6. Set the grade level. Click the Grade picker and choose from any of Monsha's supported education systems — United States / Canada, United Kingdom, Australia, India / South Asia, IB, Cambridge, Age-Based, or University / Tertiary. Each system opens its own sub-levels (Early Years, Elementary, Middle School, High School, etc.) and then the specific grade.
7. Pick the language. The Language dropdown lists 60+ languages with flags. Default is English.
Step 3: Align and fine-tune your resource (optional)
Click More Options if you want to bind the passage to a course or framework before generating.
Attach to course — organise your passage under a specific course, unit, or lesson for curriculum alignment.
Assign standards — choose from built-in standards (Common Core, NGSS, IB, and more) or enter your own.
Adapt to framework — tune tone, complexity, or structure to Bloom's Taxonomy, Lexile Reading Levels, or Depth of Knowledge (DOK) Levels.
This step is optional — you can always skip it and add alignment later.
Toggle Web search if you want Monsha to pull from the open web while drafting. The toggle sits to the right of the Generate button.
Click Generate. Monsha will create your reading passage in a few seconds.
What can you do after generating your reading passage?
1. Chat with your content
Keep the conversation going. Ask Monsha to revise the passage, generate follow-up questions, adapt the text for different groups or levels, or brainstorm new comprehension activities — all in one continuous thread, just like ChatGPT.
Use the Quick prompts menu at the bottom-left of the chat bar to pick from prompt suggestions tailored to your passage:
Make shorter — trim the passage down.
Make it engaging — add hooks, voice, and momentum.
Create another variation — generate a fresh version on the same topic.
Focus more on — narrow the passage to a specific angle.
Difficulty → — open a submenu to Simplify, Make it harder, or generate Diverse difficulty levels.
Add visuals → — add diagrams, images, or layout elements.
Change tone → — shift the voice (formal, informal, storyteller, etc.).
You can also click the globe icon to let Monsha search the internet while answering, or Attach to drop in another source mid-conversation.

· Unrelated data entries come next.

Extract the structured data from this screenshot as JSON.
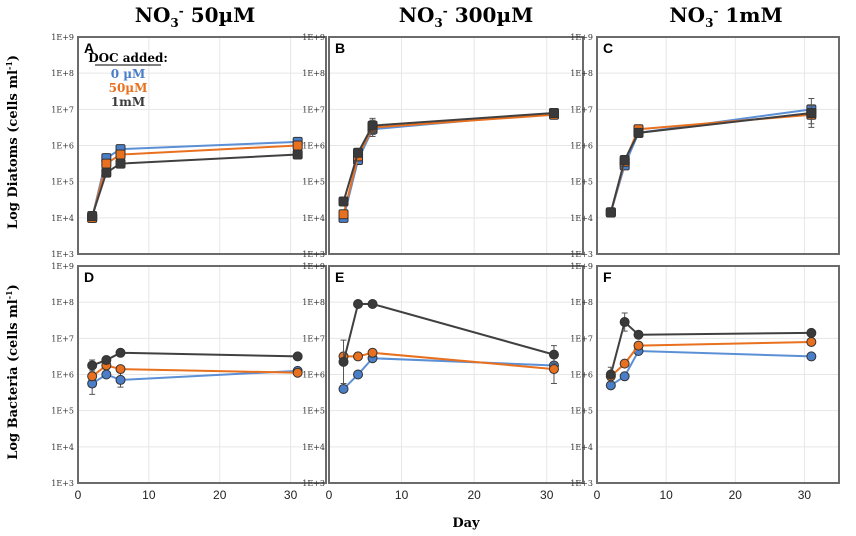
{
  "colors": {
    "0_uM": "#4a7ec9",
    "50_uM": "#e8701e",
    "1mM": "#3a3a3a",
    "line_0": "#5b8fd6",
    "line_50": "#e8701e",
    "line_1mM": "#404040"
  },
  "column_titles": [
    {
      "main": "NO",
      "sub": "3",
      "sup": "-",
      "rest": " 50µM"
    },
    {
      "main": "NO",
      "sub": "3",
      "sup": "-",
      "rest": " 300µM"
    },
    {
      "main": "NO",
      "sub": "3",
      "sup": "-",
      "rest": " 1mM"
    }
  ],
  "row_titles": [
    {
      "text": "Log Diatoms (cells ml",
      "sup": "-1",
      "close": ")"
    },
    {
      "text": "Log Bacteria (cells ml",
      "sup": "-1",
      "close": ")"
    }
  ],
  "x_title": "Day",
  "legend": {
    "title": "DOC added:",
    "entries": [
      {
        "label": "0 µM",
        "series": "0_uM"
      },
      {
        "label": "50µM",
        "series": "50_uM"
      },
      {
        "label": "1mM",
        "series": "1mM"
      }
    ]
  },
  "chart_data": [
    {
      "type": "line",
      "panel": "A",
      "marker": "square",
      "xlim": [
        0,
        35
      ],
      "ylim_log10": [
        3,
        9
      ],
      "x_ticks": [
        0,
        10,
        20,
        30
      ],
      "y_ticks": [
        "1E+3",
        "1E+4",
        "1E+5",
        "1E+6",
        "1E+7",
        "1E+8",
        "1E+9"
      ],
      "series": [
        {
          "name": "0 µM",
          "key": "0_uM",
          "x": [
            2,
            4,
            6,
            31
          ],
          "log10_y": [
            4.0,
            5.65,
            5.9,
            6.1
          ],
          "err": [
            0.1,
            0.05,
            0.05,
            0.05
          ]
        },
        {
          "name": "50µM",
          "key": "50_uM",
          "x": [
            2,
            4,
            6,
            31
          ],
          "log10_y": [
            4.0,
            5.5,
            5.75,
            6.0
          ],
          "err": [
            0.1,
            0.1,
            0.05,
            0.05
          ]
        },
        {
          "name": "1mM",
          "key": "1mM",
          "x": [
            2,
            4,
            6,
            31
          ],
          "log10_y": [
            4.05,
            5.25,
            5.5,
            5.75
          ],
          "err": [
            0.1,
            0.1,
            0.05,
            0.05
          ]
        }
      ]
    },
    {
      "type": "line",
      "panel": "B",
      "marker": "square",
      "xlim": [
        0,
        35
      ],
      "ylim_log10": [
        3,
        9
      ],
      "x_ticks": [
        0,
        10,
        20,
        30
      ],
      "y_ticks": [
        "1E+3",
        "1E+4",
        "1E+5",
        "1E+6",
        "1E+7",
        "1E+8",
        "1E+9"
      ],
      "series": [
        {
          "name": "0 µM",
          "key": "0_uM",
          "x": [
            2,
            4,
            6,
            31
          ],
          "log10_y": [
            4.0,
            5.6,
            6.45,
            6.9
          ],
          "err": [
            0.05,
            0.1,
            0.2,
            0.1
          ]
        },
        {
          "name": "50µM",
          "key": "50_uM",
          "x": [
            2,
            4,
            6,
            31
          ],
          "log10_y": [
            4.1,
            5.7,
            6.5,
            6.85
          ],
          "err": [
            0.05,
            0.1,
            0.2,
            0.1
          ]
        },
        {
          "name": "1mM",
          "key": "1mM",
          "x": [
            2,
            4,
            6,
            31
          ],
          "log10_y": [
            4.45,
            5.8,
            6.55,
            6.9
          ],
          "err": [
            0.05,
            0.1,
            0.2,
            0.1
          ]
        }
      ]
    },
    {
      "type": "line",
      "panel": "C",
      "marker": "square",
      "xlim": [
        0,
        35
      ],
      "ylim_log10": [
        3,
        9
      ],
      "x_ticks": [
        0,
        10,
        20,
        30
      ],
      "y_ticks": [
        "1E+3",
        "1E+4",
        "1E+5",
        "1E+6",
        "1E+7",
        "1E+8",
        "1E+9"
      ],
      "series": [
        {
          "name": "0 µM",
          "key": "0_uM",
          "x": [
            2,
            4,
            6,
            31
          ],
          "log10_y": [
            4.15,
            5.45,
            6.35,
            7.0
          ],
          "err": [
            0.1,
            0.1,
            0.05,
            0.1
          ]
        },
        {
          "name": "50µM",
          "key": "50_uM",
          "x": [
            2,
            4,
            6,
            31
          ],
          "log10_y": [
            4.15,
            5.55,
            6.45,
            6.85
          ],
          "err": [
            0.1,
            0.1,
            0.05,
            0.25
          ]
        },
        {
          "name": "1mM",
          "key": "1mM",
          "x": [
            2,
            4,
            6,
            31
          ],
          "log10_y": [
            4.15,
            5.6,
            6.35,
            6.9
          ],
          "err": [
            0.1,
            0.1,
            0.05,
            0.4
          ]
        }
      ]
    },
    {
      "type": "line",
      "panel": "D",
      "marker": "circle",
      "xlim": [
        0,
        35
      ],
      "ylim_log10": [
        3,
        9
      ],
      "x_ticks": [
        0,
        10,
        20,
        30
      ],
      "y_ticks": [
        "1E+3",
        "1E+4",
        "1E+5",
        "1E+6",
        "1E+7",
        "1E+8",
        "1E+9"
      ],
      "series": [
        {
          "name": "0 µM",
          "key": "0_uM",
          "x": [
            2,
            4,
            6,
            31
          ],
          "log10_y": [
            5.75,
            6.0,
            5.85,
            6.1
          ],
          "err": [
            0.3,
            0.05,
            0.2,
            0.05
          ]
        },
        {
          "name": "50µM",
          "key": "50_uM",
          "x": [
            2,
            4,
            6,
            31
          ],
          "log10_y": [
            5.95,
            6.25,
            6.15,
            6.05
          ],
          "err": [
            0.1,
            0.1,
            0.05,
            0.05
          ]
        },
        {
          "name": "1mM",
          "key": "1mM",
          "x": [
            2,
            4,
            6,
            31
          ],
          "log10_y": [
            6.25,
            6.4,
            6.6,
            6.5
          ],
          "err": [
            0.15,
            0.1,
            0.05,
            0.05
          ]
        }
      ]
    },
    {
      "type": "line",
      "panel": "E",
      "marker": "circle",
      "xlim": [
        0,
        35
      ],
      "ylim_log10": [
        3,
        9
      ],
      "x_ticks": [
        0,
        10,
        20,
        30
      ],
      "y_ticks": [
        "1E+3",
        "1E+4",
        "1E+5",
        "1E+6",
        "1E+7",
        "1E+8",
        "1E+9"
      ],
      "series": [
        {
          "name": "0 µM",
          "key": "0_uM",
          "x": [
            2,
            4,
            6,
            31
          ],
          "log10_y": [
            5.6,
            6.0,
            6.45,
            6.25
          ],
          "err": [
            0.05,
            0.05,
            0.05,
            0.05
          ]
        },
        {
          "name": "50µM",
          "key": "50_uM",
          "x": [
            2,
            4,
            6,
            31
          ],
          "log10_y": [
            6.5,
            6.5,
            6.6,
            6.15
          ],
          "err": [
            0.1,
            0.1,
            0.1,
            0.4
          ]
        },
        {
          "name": "1mM",
          "key": "1mM",
          "x": [
            2,
            4,
            6,
            31
          ],
          "log10_y": [
            6.35,
            7.95,
            7.95,
            6.55
          ],
          "err": [
            0.6,
            0.05,
            0.05,
            0.25
          ]
        }
      ]
    },
    {
      "type": "line",
      "panel": "F",
      "marker": "circle",
      "xlim": [
        0,
        35
      ],
      "ylim_log10": [
        3,
        9
      ],
      "x_ticks": [
        0,
        10,
        20,
        30
      ],
      "y_ticks": [
        "1E+3",
        "1E+4",
        "1E+5",
        "1E+6",
        "1E+7",
        "1E+8",
        "1E+9"
      ],
      "series": [
        {
          "name": "0 µM",
          "key": "0_uM",
          "x": [
            2,
            4,
            6,
            31
          ],
          "log10_y": [
            5.7,
            5.95,
            6.65,
            6.5
          ],
          "err": [
            0.1,
            0.05,
            0.05,
            0.05
          ]
        },
        {
          "name": "50µM",
          "key": "50_uM",
          "x": [
            2,
            4,
            6,
            31
          ],
          "log10_y": [
            5.95,
            6.3,
            6.8,
            6.9
          ],
          "err": [
            0.1,
            0.05,
            0.05,
            0.05
          ]
        },
        {
          "name": "1mM",
          "key": "1mM",
          "x": [
            2,
            4,
            6,
            31
          ],
          "log10_y": [
            6.0,
            7.45,
            7.1,
            7.15
          ],
          "err": [
            0.2,
            0.25,
            0.05,
            0.05
          ]
        }
      ]
    }
  ]
}
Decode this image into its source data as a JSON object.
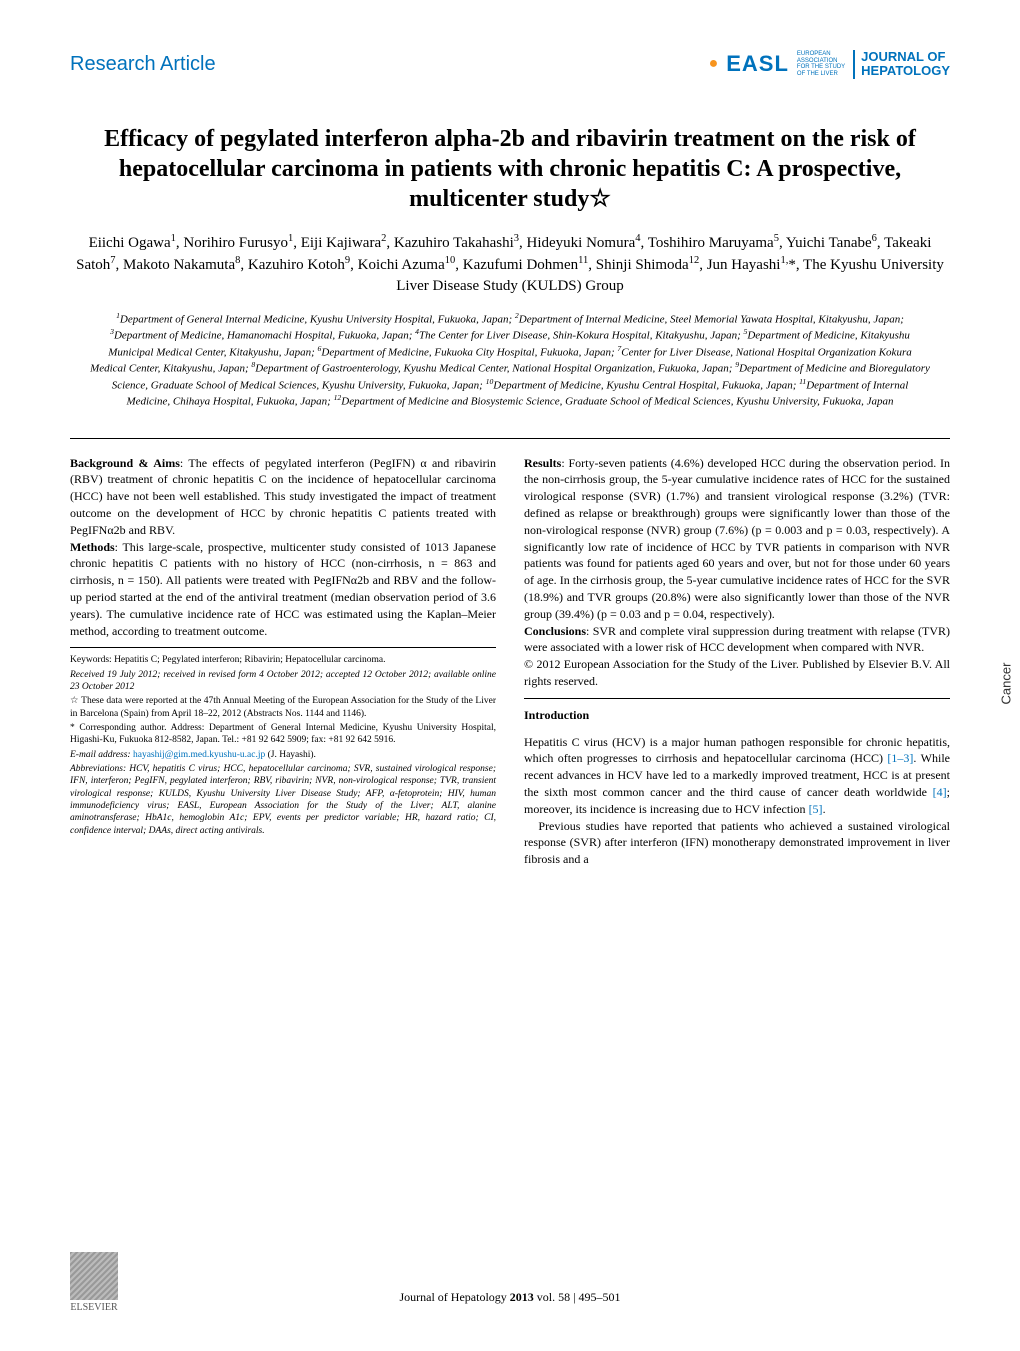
{
  "header": {
    "section_label": "Research Article",
    "easl_text": "EASL",
    "easl_subtitle": "EUROPEAN\nASSOCIATION\nFOR THE STUDY\nOF THE LIVER",
    "journal_name": "JOURNAL OF\nHEPATOLOGY"
  },
  "title": "Efficacy of pegylated interferon alpha-2b and ribavirin treatment on the risk of hepatocellular carcinoma in patients with chronic hepatitis C: A prospective, multicenter study☆",
  "authors_html": "Eiichi Ogawa<sup>1</sup>, Norihiro Furusyo<sup>1</sup>, Eiji Kajiwara<sup>2</sup>, Kazuhiro Takahashi<sup>3</sup>, Hideyuki Nomura<sup>4</sup>, Toshihiro Maruyama<sup>5</sup>, Yuichi Tanabe<sup>6</sup>, Takeaki Satoh<sup>7</sup>, Makoto Nakamuta<sup>8</sup>, Kazuhiro Kotoh<sup>9</sup>, Koichi Azuma<sup>10</sup>, Kazufumi Dohmen<sup>11</sup>, Shinji Shimoda<sup>12</sup>, Jun Hayashi<sup>1,</sup>*, The Kyushu University Liver Disease Study (KULDS) Group",
  "affiliations_html": "<sup>1</sup>Department of General Internal Medicine, Kyushu University Hospital, Fukuoka, Japan; <sup>2</sup>Department of Internal Medicine, Steel Memorial Yawata Hospital, Kitakyushu, Japan; <sup>3</sup>Department of Medicine, Hamanomachi Hospital, Fukuoka, Japan; <sup>4</sup>The Center for Liver Disease, Shin-Kokura Hospital, Kitakyushu, Japan; <sup>5</sup>Department of Medicine, Kitakyushu Municipal Medical Center, Kitakyushu, Japan; <sup>6</sup>Department of Medicine, Fukuoka City Hospital, Fukuoka, Japan; <sup>7</sup>Center for Liver Disease, National Hospital Organization Kokura Medical Center, Kitakyushu, Japan; <sup>8</sup>Department of Gastroenterology, Kyushu Medical Center, National Hospital Organization, Fukuoka, Japan; <sup>9</sup>Department of Medicine and Bioregulatory Science, Graduate School of Medical Sciences, Kyushu University, Fukuoka, Japan; <sup>10</sup>Department of Medicine, Kyushu Central Hospital, Fukuoka, Japan; <sup>11</sup>Department of Internal Medicine, Chihaya Hospital, Fukuoka, Japan; <sup>12</sup>Department of Medicine and Biosystemic Science, Graduate School of Medical Sciences, Kyushu University, Fukuoka, Japan",
  "abstract": {
    "background_label": "Background & Aims",
    "background_text": ": The effects of pegylated interferon (PegIFN) α and ribavirin (RBV) treatment of chronic hepatitis C on the incidence of hepatocellular carcinoma (HCC) have not been well established. This study investigated the impact of treatment outcome on the development of HCC by chronic hepatitis C patients treated with PegIFNα2b and RBV.",
    "methods_label": "Methods",
    "methods_text": ": This large-scale, prospective, multicenter study consisted of 1013 Japanese chronic hepatitis C patients with no history of HCC (non-cirrhosis, n = 863 and cirrhosis, n = 150). All patients were treated with PegIFNα2b and RBV and the follow-up period started at the end of the antiviral treatment (median observation period of 3.6 years). The cumulative incidence rate of HCC was estimated using the Kaplan–Meier method, according to treatment outcome.",
    "results_label": "Results",
    "results_text": ": Forty-seven patients (4.6%) developed HCC during the observation period. In the non-cirrhosis group, the 5-year cumulative incidence rates of HCC for the sustained virological response (SVR) (1.7%) and transient virological response (3.2%) (TVR: defined as relapse or breakthrough) groups were significantly lower than those of the non-virological response (NVR) group (7.6%) (p = 0.003 and p = 0.03, respectively). A significantly low rate of incidence of HCC by TVR patients in comparison with NVR patients was found for patients aged 60 years and over, but not for those under 60 years of age. In the cirrhosis group, the 5-year cumulative incidence rates of HCC for the SVR (18.9%) and TVR groups (20.8%) were also significantly lower than those of the NVR group (39.4%) (p = 0.03 and p = 0.04, respectively).",
    "conclusions_label": "Conclusions",
    "conclusions_text": ": SVR and complete viral suppression during treatment with relapse (TVR) were associated with a lower risk of HCC development when compared with NVR.",
    "copyright": "© 2012 European Association for the Study of the Liver. Published by Elsevier B.V. All rights reserved."
  },
  "footnotes": {
    "keywords": "Keywords: Hepatitis C; Pegylated interferon; Ribavirin; Hepatocellular carcinoma.",
    "received": "Received 19 July 2012; received in revised form 4 October 2012; accepted 12 October 2012; available online 23 October 2012",
    "star_note": "☆ These data were reported at the 47th Annual Meeting of the European Association for the Study of the Liver in Barcelona (Spain) from April 18–22, 2012 (Abstracts Nos. 1144 and 1146).",
    "corresponding": "* Corresponding author. Address: Department of General Internal Medicine, Kyushu University Hospital, Higashi-Ku, Fukuoka 812-8582, Japan. Tel.: +81 92 642 5909; fax: +81 92 642 5916.",
    "email_label": "E-mail address: ",
    "email": "hayashij@gim.med.kyushu-u.ac.jp",
    "email_suffix": " (J. Hayashi).",
    "abbreviations": "Abbreviations: HCV, hepatitis C virus; HCC, hepatocellular carcinoma; SVR, sustained virological response; IFN, interferon; PegIFN, pegylated interferon; RBV, ribavirin; NVR, non-virological response; TVR, transient virological response; KULDS, Kyushu University Liver Disease Study; AFP, α-fetoprotein; HIV, human immunodeficiency virus; EASL, European Association for the Study of the Liver; ALT, alanine aminotransferase; HbA1c, hemoglobin A1c; EPV, events per predictor variable; HR, hazard ratio; CI, confidence interval; DAAs, direct acting antivirals."
  },
  "introduction": {
    "heading": "Introduction",
    "para1_pre": "Hepatitis C virus (HCV) is a major human pathogen responsible for chronic hepatitis, which often progresses to cirrhosis and hepatocellular carcinoma (HCC) ",
    "ref1": "[1–3]",
    "para1_mid": ". While recent advances in HCV have led to a markedly improved treatment, HCC is at present the sixth most common cancer and the third cause of cancer death worldwide ",
    "ref2": "[4]",
    "para1_mid2": "; moreover, its incidence is increasing due to HCV infection ",
    "ref3": "[5]",
    "para1_end": ".",
    "para2": "Previous studies have reported that patients who achieved a sustained virological response (SVR) after interferon (IFN) monotherapy demonstrated improvement in liver fibrosis and a"
  },
  "footer": {
    "elsevier": "ELSEVIER",
    "citation": "Journal of Hepatology 2013 vol. 58 | 495–501"
  },
  "side_tab": "Cancer",
  "colors": {
    "brand_blue": "#0072bc",
    "text": "#000000",
    "background": "#ffffff"
  }
}
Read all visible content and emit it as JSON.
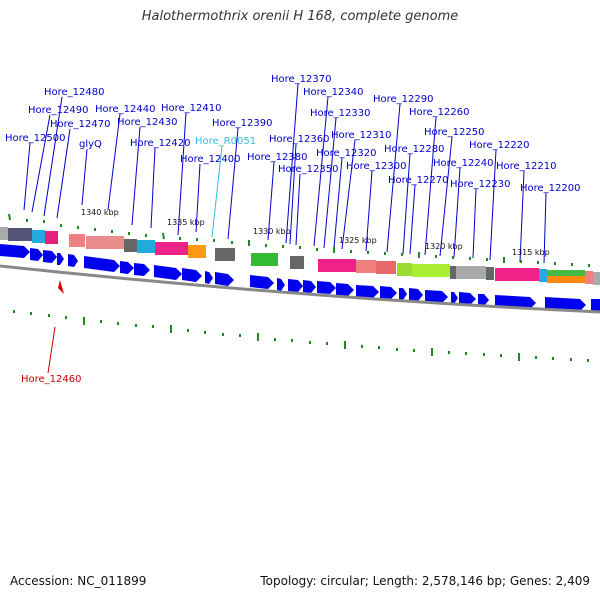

Each generated passage comes with action buttons in the top-right of the content card — Edit, Export, and More — for the next steps.
2. Edit and enhance
Click Edit on the content card to open the rich-text editor. The toolbar lets you add headings, tables, code blocks, quotes, dividers, bulleted and numbered lists, to-do lists, toggle lists, images, links, a table of contents, and equations — alongside standard formatting (bold, italic, underline, alignment, undo/redo). When you're done, click Save to lock the changes in or Cancel to back out.
3. Differentiate teaching resources
From the content card's More menu, choose Differentiate to open a modal with five ways to adapt the same passage for different learners:
Translate into any of the 60+ supported languages.
Adjust Grade Level to make the passage simpler or more advanced.
Adjust DOK Level to change the depth of thinking it demands.
Adjust Lexile Reading Level to tune readability precisely.
Adapt to Bloom's Taxonomy to target a specific cognitive level.
4. Export generated resources
Click Export on the content card to open the Export Resource modal. For reading passages, you can:
Export to Google Docs — open the passage in a fresh Google Doc.
Share to Google Classroom — push it straight to a class as an assignment or material.
Download as DOCX — save a Word file.
Download as PDF — save a print-ready PDF.
Your passages stay saved in your Monsha account, ready to reuse, re-export, or edit any time.
5. Other actions on the content card
The More menu on the content card also gives you:
Copy — copy the passage text to your clipboard.
Create more resources based on this output — spin off worksheets, questions, lesson plans, or other resources using this passage as the seed.
Show sources — see which inputs Monsha used to draft the passage.
Delete — remove the resource.
At the top of the page, the title card has its own More menu with See Prompt (review the exact prompt that produced this passage) and Create based on this (build a new resource starting from the same prompt). Use Share next to it to send a public link, copy a shareable URL, or email the passage to colleagues.